The latest estimates from the Congressional Budget Office are similar to other estimates that were available to Corker both when he voted for the final version of the bill and when he voted against an earlier version because of its impact on the deficit.
“If it ends up costing what has been laid out here, it could well be one of the worst votes I’ve made,” Corker said at a hearing of the Senate Budget Committee on Wednesday, in comments first reported by The Hill’s Niv Elis. He added in an interview with The Washington Post: “If this is accurate, obviously it’s a terrible vote.”
Earlier this week, the CBO said the new tax law would cost the United States $1.8 trillion over the next decade, in part because of its dramatic reduction in the tax rate paid by corporations. When factoring in extra growth created by the tax overhaul, the law is projected to cost at least $1.3 trillion, the analysis showed.
The Joint Committee on Taxation, Congress’s official scorekeeper, estimated in December that the tax law would cost $1.4 trillion over 10 years, or about $1 trillion when accounting for the effects of higher growth. The nonpartisan agency also said in late November that the tax plan would increase the deficit by $1.4 trillion, or by a little more than $1 trillion when accounting for additional growth. (CBO’s new number is slightly higher partly because stronger economic growth since last fall suggests the federal government is missing more revenue than it would have otherwise received.)
Corker first voted against the tax cut measure after the JCT’s analysis, saying in early December that he feared the legislation “could deepen the debt burden on future generations.”
The senator reversed his position and voted for the bill about three weeks later, when lawmakers took up the version that reconciled the House and Senate bills. None of the changes made in the time between Corker’s vote against the bill and his vote for it significantly altered its projected impacts on the nation’s deficit.

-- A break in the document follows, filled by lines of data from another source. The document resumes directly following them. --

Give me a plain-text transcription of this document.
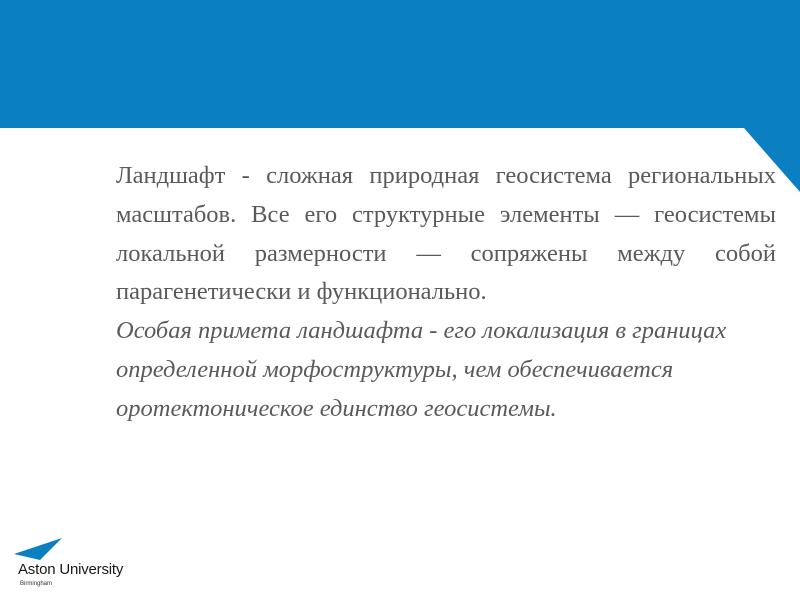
Ландшафт - сложная природная геосистема региональных масштабов. Все его структурные элементы — геосистемы локальной размерности — сопряжены между собой парагенетически и функционально.

Особая примета ландшафта - его локализация в границах определенной морфоструктуры, чем обеспечивается оротектоническое единство геосистемы.

Aston University
Birmingham
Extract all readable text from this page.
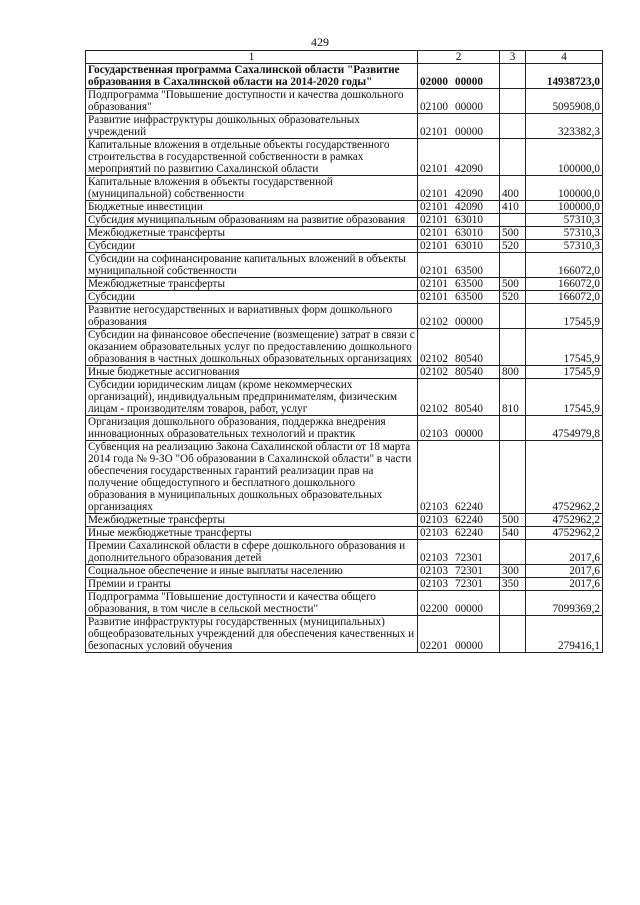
429
1	2	3	4
Государственная программа Сахалинской области "Развитие образования в Сахалинской области на 2014-2020 годы"	02000 00000		14938723,0
Подпрограмма "Повышение доступности и качества дошкольного образования"	02100 00000		5095908,0
Развитие инфраструктуры дошкольных образовательных учреждений	02101 00000		323382,3
Капитальные вложения в отдельные объекты государственного строительства в государственной собственности в рамках мероприятий по развитию Сахалинской области	02101 42090		100000,0
Капитальные вложения в объекты государственной (муниципальной) собственности	02101 42090	400	100000,0
Бюджетные инвестиции	02101 42090	410	100000,0
Субсидия муниципальным образованиям на развитие образования	02101 63010		57310,3
Межбюджетные трансферты	02101 63010	500	57310,3
Субсидии	02101 63010	520	57310,3
Субсидии на софинансирование капитальных вложений в объекты муниципальной собственности	02101 63500		166072,0
Межбюджетные трансферты	02101 63500	500	166072,0
Субсидии	02101 63500	520	166072,0
Развитие негосударственных и вариативных форм дошкольного образования	02102 00000		17545,9
Субсидии на финансовое обеспечение (возмещение) затрат в связи с оказанием образовательных услуг по предоставлению дошкольного образования в частных дошкольных образовательных организациях	02102 80540		17545,9
Иные бюджетные ассигнования	02102 80540	800	17545,9
Субсидии юридическим лицам (кроме некоммерческих организаций), индивидуальным предпринимателям, физическим лицам - производителям товаров, работ, услуг	02102 80540	810	17545,9
Организация дошкольного образования, поддержка внедрения инновационных образовательных технологий и практик	02103 00000		4754979,8
Субвенция на реализацию Закона Сахалинской области от 18 марта 2014 года № 9-ЗО "Об образовании в Сахалинской области" в части обеспечения государственных гарантий реализации прав на получение общедоступного и бесплатного дошкольного образования в муниципальных дошкольных образовательных организациях	02103 62240		4752962,2
Межбюджетные трансферты	02103 62240	500	4752962,2
Иные межбюджетные трансферты	02103 62240	540	4752962,2
Премии Сахалинской области в сфере дошкольного образования и дополнительного образования детей	02103 72301		2017,6
Социальное обеспечение и иные выплаты населению	02103 72301	300	2017,6
Премии и гранты	02103 72301	350	2017,6
Подпрограмма "Повышение доступности и качества общего образования, в том числе в сельской местности"	02200 00000		7099369,2
Развитие инфраструктуры государственных (муниципальных) общеобразовательных учреждений для обеспечения качественных и безопасных условий обучения	02201 00000		279416,1
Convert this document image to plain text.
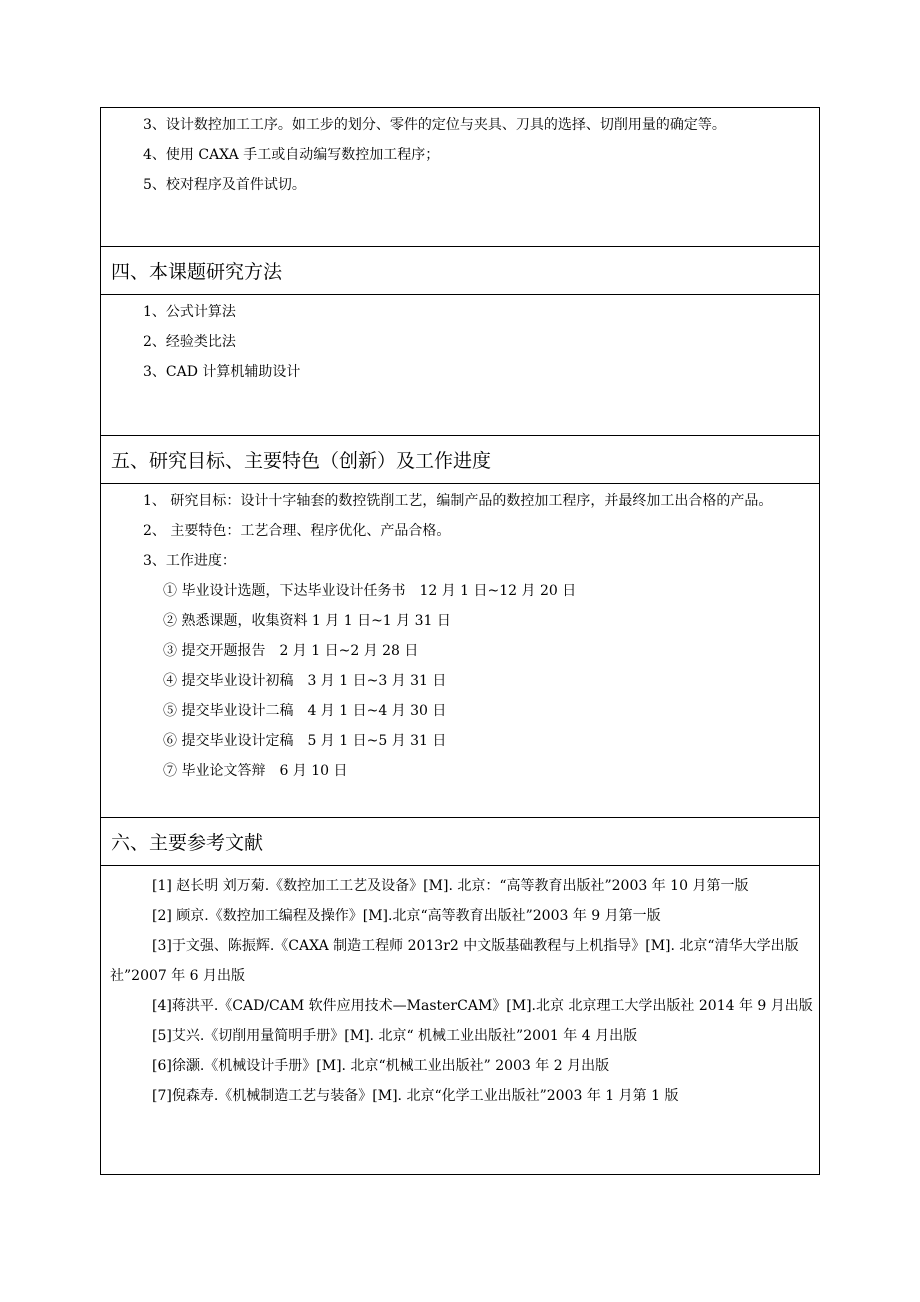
3、设计数控加工工序。如工步的划分、零件的定位与夹具、刀具的选择、切削用量的确定等。
4、使用 CAXA 手工或自动编写数控加工程序；
5、校对程序及首件试切。
四、本课题研究方法
1、公式计算法
2、经验类比法
3、CAD 计算机辅助设计
五、研究目标、主要特色（创新）及工作进度
1、 研究目标：设计十字轴套的数控铣削工艺，编制产品的数控加工程序，并最终加工出合格的产品。
2、 主要特色：工艺合理、程序优化、产品合格。
3、工作进度：
① 毕业设计选题，下达毕业设计任务书　12 月 1 日~12 月 20 日
② 熟悉课题，收集资料 1 月 1 日~1 月 31 日
③ 提交开题报告　2 月 1 日~2 月 28 日
④ 提交毕业设计初稿　3 月 1 日~3 月 31 日
⑤ 提交毕业设计二稿　4 月 1 日~4 月 30 日
⑥ 提交毕业设计定稿　5 月 1 日~5 月 31 日
⑦ 毕业论文答辩　6 月 10 日
六、主要参考文献
[1] 赵长明 刘万菊.《数控加工工艺及设备》[M]. 北京：“高等教育出版社”2003 年 10 月第一版
[2] 顾京.《数控加工编程及操作》[M].北京“高等教育出版社”2003 年 9 月第一版
[3]于文强、陈振辉.《CAXA 制造工程师 2013r2 中文版基础教程与上机指导》[M]. 北京“清华大学出版社”2007 年 6 月出版
[4]蒋洪平.《CAD/CAM 软件应用技术—MasterCAM》[M].北京 北京理工大学出版社 2014 年 9 月出版
[5]艾兴.《切削用量简明手册》[M]. 北京“ 机械工业出版社”2001 年 4 月出版
[6]徐灏.《机械设计手册》[M]. 北京“机械工业出版社” 2003 年 2 月出版
[7]倪森寿.《机械制造工艺与装备》[M]. 北京“化学工业出版社”2003 年 1 月第 1 版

“I had the same concerns then – not more, not less, the same concerns,” Corker said Thursday. “I don’t think the growth numbers [CBO] laid out are accurate. Part of my argument is we need some data to reinforce that what we’ve done is something that will work.”
In November, Corker proposed adding a “trigger mechanism” to the bill that would pull back some of the tax cuts if the revenue wasn’t meeting expectations, but the Senate parliamentarian voided Corker’s proposal and kept it out of the bill. Without it, Corker said, he couldn’t support the measure.

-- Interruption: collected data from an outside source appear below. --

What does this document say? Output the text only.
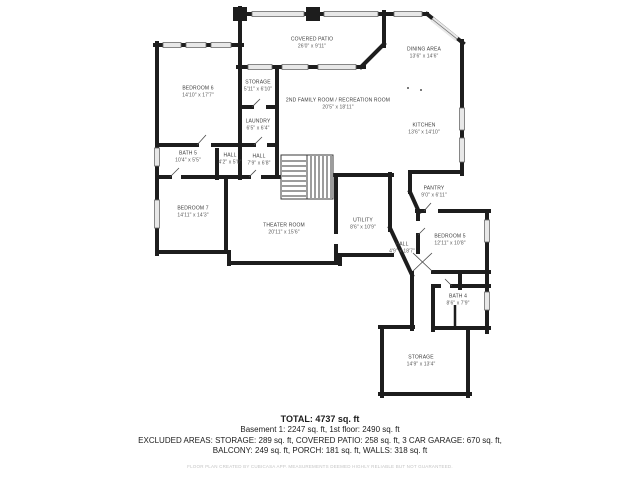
COVERED PATIO
26'0" x 9'11"	DINING AREA
13'6" x 14'6"
BEDROOM 6
14'10" x 17'7"
STORAGE
5'11" x 6'10"
2ND FAMILY ROOM / RECREATION ROOM
20'5" x 18'11"
KITCHEN
13'6" x 14'10"
LAUNDRY
6'5" x 6'4"
BATH 5
10'4" x 5'5"
HALL
4'2" x 5'0"
HALL
7'9" x 6'8"
PANTRY
9'0" x 6'11"
BEDROOM 7
14'11" x 14'3"
UTILITY
8'6" x 10'9"
THEATER ROOM
20'11" x 15'6"
BEDROOM 5
12'11" x 10'8"
HALL
4'9" x 18'7"
BATH 4
8'6" x 7'9"
STORAGE
14'9" x 13'4"
TOTAL: 4737 sq. ft
Basement 1: 2247 sq. ft, 1st floor: 2490 sq. ft
EXCLUDED AREAS: STORAGE: 289 sq. ft, COVERED PATIO: 258 sq. ft, 3 CAR GARAGE: 670 sq. ft,
BALCONY: 249 sq. ft, PORCH: 181 sq. ft, WALLS: 318 sq. ft
FLOOR PLAN CREATED BY CUBICASA APP. MEASUREMENTS DEEMED HIGHLY RELIABLE BUT NOT GUARANTEED.
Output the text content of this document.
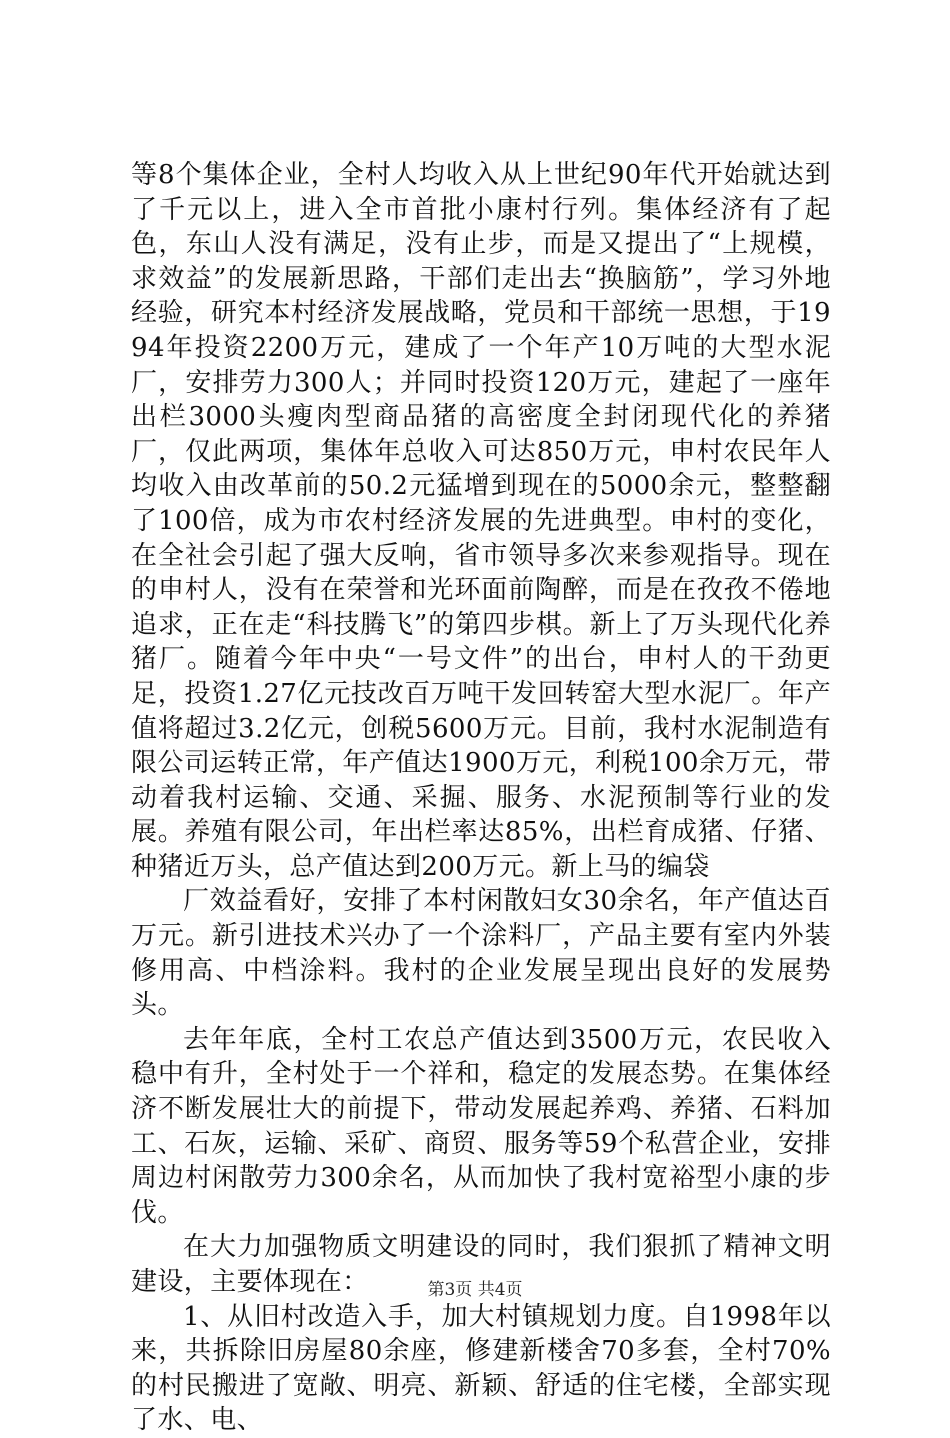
等8个集体企业，全村人均收入从上世纪90年代开始就达到了千元以上，进入全市首批小康村行列。集体经济有了起色，东山人没有满足，没有止步，而是又提出了“上规模，求效益”的发展新思路，干部们走出去“换脑筋”，学习外地经验，研究本村经济发展战略，党员和干部统一思想，于1994年投资2200万元，建成了一个年产10万吨的大型水泥厂，安排劳力300人；并同时投资120万元，建起了一座年出栏3000头瘦肉型商品猪的高密度全封闭现代化的养猪厂，仅此两项，集体年总收入可达850万元，申村农民年人均收入由改革前的50.2元猛增到现在的5000余元，整整翻了100倍，成为市农村经济发展的先进典型。申村的变化，在全社会引起了强大反响，省市领导多次来参观指导。现在的申村人，没有在荣誉和光环面前陶醉，而是在孜孜不倦地追求，正在走“科技腾飞”的第四步棋。新上了万头现代化养猪厂。随着今年中央“一号文件”的出台，申村人的干劲更足，投资1.27亿元技改百万吨干发回转窑大型水泥厂。年产值将超过3.2亿元，创税5600万元。目前，我村水泥制造有限公司运转正常，年产值达1900万元，利税100余万元，带动着我村运输、交通、采掘、服务、水泥预制等行业的发展。养殖有限公司，年出栏率达85%，出栏育成猪、仔猪、种猪近万头，总产值达到200万元。新上马的编袋

厂效益看好，安排了本村闲散妇女30余名，年产值达百万元。新引进技术兴办了一个涂料厂，产品主要有室内外装修用高、中档涂料。我村的企业发展呈现出良好的发展势头。

去年年底，全村工农总产值达到3500万元，农民收入稳中有升，全村处于一个祥和，稳定的发展态势。在集体经济不断发展壮大的前提下，带动发展起养鸡、养猪、石料加工、石灰，运输、采矿、商贸、服务等59个私营企业，安排周边村闲散劳力300余名，从而加快了我村宽裕型小康的步伐。

在大力加强物质文明建设的同时，我们狠抓了精神文明建设，主要体现在：

1、从旧村改造入手，加大村镇规划力度。自1998年以来，共拆除旧房屋80余座，修建新楼舍70多套，全村70%的村民搬进了宽敞、明亮、新颖、舒适的住宅楼，全部实现了水、电、

第3页 共4页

In between the senator’s yes vote and his no vote, nonpartisan analysts published a series of projections saying the law would be about as expensive as the CBO estimated this week.
On December 1, the Tax Policy Center, a nonpartisan think tank, published a study saying the tax law would boost the deficit by $1.4 trillion over a decade, or by $1.2 trillion including increased growth. Including interest costs, the law would cost $1.8 trillion by 2027, TPC said.
About two weeks later, Mark Zandi, chief economist of Moody’s Analytics, told Congress that the tax law would cost about $1.5 trillion and that the effects of higher growth would not substantially offset that increase.
Two days after that, economists with the University of Pennsylvania’s Penn-Wharton Budget Model said the proposal would increase America’s debt by between $1.9 trillion and $2.2 trillion over the next decade.
On December 18, the Committee for a Responsible Federal Budget, another nonpartisan think tank, projected that the tax law would cost $1.46 trillion over 10 years, or $2.5 trillion when factoring in higher interest payments.
The most optimistic projections came that same day, when the Tax Foundation, a right-leaning think tank, found the plan would cost the nation at least $1.47 trillion over 10 years, or $448 billion factoring in higher growth.
Three months earlier, Corker had said he would not vote for the tax package if it added “one penny” to the deficit.